URUGUAY

Info-bulletin n°2 Janvier 2003

Info-bulletin n°2
URUGUAY

La grave crise économique pourrait faire demander par le gouvernement au FMI le report du paiement de la dette extérieure de 6.000 millions de dollars, après une chute de l’activité commerciale de 25% en 2002.
Les partis Encuentro Progresista-Frente Amplio (EPFA, gauche), principale force politique, et Nuevo Espacio (centre-gauche) ont signé un accord pour se présenter ensemble aux élections présidentielles de 2004 sous le nom Nueva Mayoría.

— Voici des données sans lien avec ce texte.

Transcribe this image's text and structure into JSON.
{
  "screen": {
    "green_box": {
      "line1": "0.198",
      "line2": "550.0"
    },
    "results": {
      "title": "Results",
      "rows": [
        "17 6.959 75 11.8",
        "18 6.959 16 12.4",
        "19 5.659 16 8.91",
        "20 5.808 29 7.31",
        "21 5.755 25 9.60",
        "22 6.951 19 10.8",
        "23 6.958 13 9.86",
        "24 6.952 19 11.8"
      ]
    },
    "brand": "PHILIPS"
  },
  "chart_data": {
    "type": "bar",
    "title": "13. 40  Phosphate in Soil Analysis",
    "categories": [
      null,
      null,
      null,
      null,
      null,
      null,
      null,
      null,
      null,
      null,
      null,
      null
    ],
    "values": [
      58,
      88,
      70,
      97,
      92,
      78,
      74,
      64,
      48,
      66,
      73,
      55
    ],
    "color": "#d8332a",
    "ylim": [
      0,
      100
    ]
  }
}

La Commission de la Paix, créée par le gouvernement en 2000 pour éclaircir les disparitions de quelque 40 personnes pendant la dictature (1973-1985), rendra son rapport en février. Quelques organisations qui rassemblent des militaires ont émis un communiqué dans lequel elles se questionnent sur la publication de ce rapport.

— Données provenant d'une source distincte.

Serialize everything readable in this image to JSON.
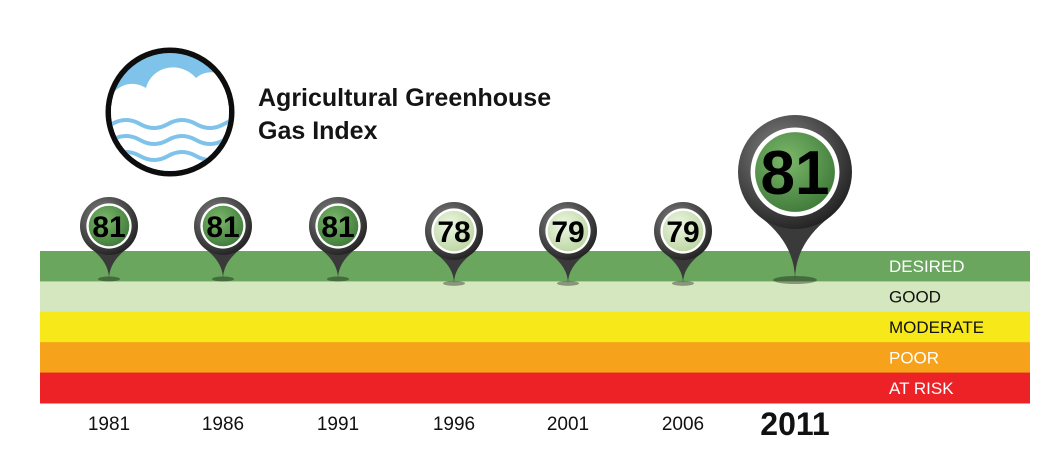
{
  "title_line1": "Agricultural Greenhouse",
  "title_line2": "Gas Index",
  "icon": "cloud-water-icon",
  "colors": {
    "desired": "#6aa65e",
    "good": "#d4e7bf",
    "moderate": "#f7e81a",
    "poor": "#f7a21b",
    "at_risk": "#ec2226",
    "pin_dark": "#3a3a3a",
    "pin_green": "#4f8f4a",
    "pin_light": "#d6e7c2",
    "sky": "#7fc3ea"
  },
  "chart_data": {
    "type": "scatter",
    "title": "Agricultural Greenhouse Gas Index",
    "categories": [
      "1981",
      "1986",
      "1991",
      "1996",
      "2001",
      "2006",
      "2011"
    ],
    "values": [
      81,
      81,
      81,
      78,
      79,
      79,
      81
    ],
    "point_labels": [
      "81",
      "81",
      "81",
      "78",
      "79",
      "79",
      "81"
    ],
    "levels": [
      "DESIRED",
      "GOOD",
      "MODERATE",
      "POOR",
      "AT RISK"
    ],
    "level_colors": [
      "#6aa65e",
      "#d4e7bf",
      "#f7e81a",
      "#f7a21b",
      "#ec2226"
    ],
    "point_levels": [
      "DESIRED",
      "DESIRED",
      "DESIRED",
      "GOOD",
      "GOOD",
      "GOOD",
      "DESIRED"
    ],
    "highlight_category": "2011",
    "grid": false,
    "legend": "right"
  }
}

L’ex président Juan María Bordaberry (1972-1976) a été accusé auprès de la Cour Suprême de Justice pour sa participation au coup d’état de 1973, début de la dictature, par l’association de Familles des Assassinés pour des Motifs Politiques, tandis que la justice a repris l’enquête sur l’assassinat de huit communistes en 1972, dont est accusé Bordaberry.
En octobre, la justice avait envoyé en prison a l’ex ministre de Bordaberry Juan Carlos Blanco, pour sa responsabilité dans l’enlèvement d’Elena Quinteros en 1976.
Début novembre, une plainte pour la disparition de 12 uruguayens en Argentine en 1976 a été classée à la demande du procureur Enrique Moller, qui s’appuyait sur la loi d’amnistie adopté en Uruguay en 1985, à la fin de la dictature, à laquelle a suivi en 1986 la Loi de Caducité de la Prétention Punitive de l’Etat (loi d’impunité).

Les investigations sur les assassinats en 1976 en Argentine du sénateur Zelmar Michelini et du député Héctor Gutiérrez Ruiz, commencés en 1985 et classées, pourraient être reprises.